Published in 1899 by Georg Alexander Pick, the theorem states that given any *simple* polygon whose vertices lie on an integer grid, its area, $A$, is calculated according to the following formula: \begin{equation} A=i+\frac{b}{2}-1, \label{eq:Pick} \end{equation} where $i$ is the number of grid points inside the polygon, $b$ is the number of grid points that lie on the boundary of the polygon, and by *simple* we mean a polygon without holes. For a polygon with $n$ holes, the formula generalises to \begin{equation} A=i+\frac{b}{2}-1+n. \label{eq:Pick1} \end{equation} A useful property of Pick's formula that we immediately note is that it is invariant under shearing of the lattice. Also, scaling the distance between grid points in one direction simply scales the area of the polygon. These two observations can be used to show that Pick's formula is valid for sheared (triangular) grids as well, provided we take account of any scaling in the direction perpendicular to the shearing one.

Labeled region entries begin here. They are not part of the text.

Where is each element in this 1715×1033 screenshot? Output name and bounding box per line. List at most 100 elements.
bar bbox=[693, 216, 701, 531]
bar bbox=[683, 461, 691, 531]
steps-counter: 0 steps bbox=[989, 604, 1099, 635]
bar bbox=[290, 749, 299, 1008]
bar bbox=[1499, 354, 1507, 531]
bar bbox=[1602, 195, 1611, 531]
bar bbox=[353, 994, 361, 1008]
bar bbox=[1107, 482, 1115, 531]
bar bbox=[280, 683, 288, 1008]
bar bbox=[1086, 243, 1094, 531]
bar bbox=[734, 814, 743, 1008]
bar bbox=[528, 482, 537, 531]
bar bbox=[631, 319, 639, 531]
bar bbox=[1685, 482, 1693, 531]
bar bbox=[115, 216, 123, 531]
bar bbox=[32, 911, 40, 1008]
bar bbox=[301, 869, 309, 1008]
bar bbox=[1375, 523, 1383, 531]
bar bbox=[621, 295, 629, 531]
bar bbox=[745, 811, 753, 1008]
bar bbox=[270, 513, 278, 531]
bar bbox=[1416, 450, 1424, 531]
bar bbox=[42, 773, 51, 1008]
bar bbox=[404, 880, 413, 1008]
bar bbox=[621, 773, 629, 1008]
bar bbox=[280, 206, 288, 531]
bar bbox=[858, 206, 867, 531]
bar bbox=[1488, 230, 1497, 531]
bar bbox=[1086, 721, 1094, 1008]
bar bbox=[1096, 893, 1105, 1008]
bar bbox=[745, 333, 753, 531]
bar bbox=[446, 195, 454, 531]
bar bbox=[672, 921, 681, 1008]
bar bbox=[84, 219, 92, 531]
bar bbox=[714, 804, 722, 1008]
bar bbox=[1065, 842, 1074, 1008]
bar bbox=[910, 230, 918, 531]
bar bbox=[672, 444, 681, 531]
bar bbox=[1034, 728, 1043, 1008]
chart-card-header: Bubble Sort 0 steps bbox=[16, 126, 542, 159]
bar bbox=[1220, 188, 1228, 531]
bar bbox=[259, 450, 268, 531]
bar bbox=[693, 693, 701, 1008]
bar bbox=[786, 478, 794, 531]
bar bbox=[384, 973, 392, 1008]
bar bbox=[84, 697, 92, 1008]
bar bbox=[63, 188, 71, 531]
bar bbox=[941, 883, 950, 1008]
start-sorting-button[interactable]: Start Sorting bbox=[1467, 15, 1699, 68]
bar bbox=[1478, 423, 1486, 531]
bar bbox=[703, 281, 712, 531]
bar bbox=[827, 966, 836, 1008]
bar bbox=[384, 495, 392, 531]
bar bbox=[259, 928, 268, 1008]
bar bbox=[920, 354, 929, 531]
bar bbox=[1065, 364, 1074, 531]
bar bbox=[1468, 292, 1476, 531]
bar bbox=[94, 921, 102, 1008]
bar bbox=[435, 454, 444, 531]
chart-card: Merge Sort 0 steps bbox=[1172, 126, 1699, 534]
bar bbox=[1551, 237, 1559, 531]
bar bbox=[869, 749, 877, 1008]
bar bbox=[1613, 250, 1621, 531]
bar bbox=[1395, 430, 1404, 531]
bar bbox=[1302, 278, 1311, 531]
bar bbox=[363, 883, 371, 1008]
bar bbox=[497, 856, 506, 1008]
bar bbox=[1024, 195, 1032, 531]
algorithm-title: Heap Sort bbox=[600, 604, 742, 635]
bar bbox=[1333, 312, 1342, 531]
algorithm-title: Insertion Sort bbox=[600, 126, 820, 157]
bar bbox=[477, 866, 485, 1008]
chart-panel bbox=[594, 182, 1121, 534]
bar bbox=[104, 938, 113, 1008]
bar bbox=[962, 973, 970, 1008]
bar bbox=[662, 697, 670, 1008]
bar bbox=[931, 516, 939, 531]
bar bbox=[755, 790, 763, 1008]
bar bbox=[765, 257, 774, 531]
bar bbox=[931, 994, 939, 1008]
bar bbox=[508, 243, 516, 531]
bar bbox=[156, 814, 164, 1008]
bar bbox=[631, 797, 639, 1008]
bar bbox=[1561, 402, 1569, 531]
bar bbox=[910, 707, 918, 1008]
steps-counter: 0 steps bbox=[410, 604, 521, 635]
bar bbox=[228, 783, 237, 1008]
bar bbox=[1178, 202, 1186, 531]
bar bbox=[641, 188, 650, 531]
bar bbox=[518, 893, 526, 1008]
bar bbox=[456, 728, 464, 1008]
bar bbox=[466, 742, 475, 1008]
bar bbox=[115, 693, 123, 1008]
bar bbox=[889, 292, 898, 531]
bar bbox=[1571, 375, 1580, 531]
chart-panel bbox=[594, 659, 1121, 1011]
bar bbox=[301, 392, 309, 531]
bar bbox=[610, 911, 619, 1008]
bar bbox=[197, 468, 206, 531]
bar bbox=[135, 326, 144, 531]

Pick's theorem can be used to tackle a number of problems in different fields of mathematics. To give a flavour of this, we present a geometric problem that is simple to state. Although square integer grids are ubiquitous in our life, it is a fact that one cannot draw one of the simplest figures, namely, an equilateral triangle with its vertices being grid points on such a lattice. Some standard proofs involve tedious algebra and trigonometry, whereas Pick's theorem proves the result immediately. Suppose we have drawn an equilateral triangle with sides of length $d$ on a square grid. Then, its area is given by the well-known formula $A=\sqrt{3} d^2/4$. Since the vertices of the triangle are integer points, then $d^2$ is an integer (by Pythagoras' theorem, for example), and, thus, the area is an irrational number. However, Pick's formula on square grids always gives a rational area. This contradiction proves the initial claim. The same argument shows that regular hexagons cannot be drawn on a square integer grid either. Another problem where Pick's theorem can be applied concerns some properties of the so-called Farey sequences.

One might think that Pick's theorem can be easily generalised to three (or more) dimensions for volume of solids, etc. However, in 1957, J. Reeve produced an example of what is now known as the Reeve tetrahedron, which shows that Pick's theorem does not have a direct analogue in three or more dimensions by devising a figure that can take many different values for its volume without changing the number of interior and boundary points. However, Pick's theorem has some close analogues in more than two dimensions such as the Ehrhart polynomials.

The figure above is a rather complicated polygon, called a Farey sunburst (because of its relation to Farey sequences). Its area can be readily calculated using Pick's theorem to be 48 square units."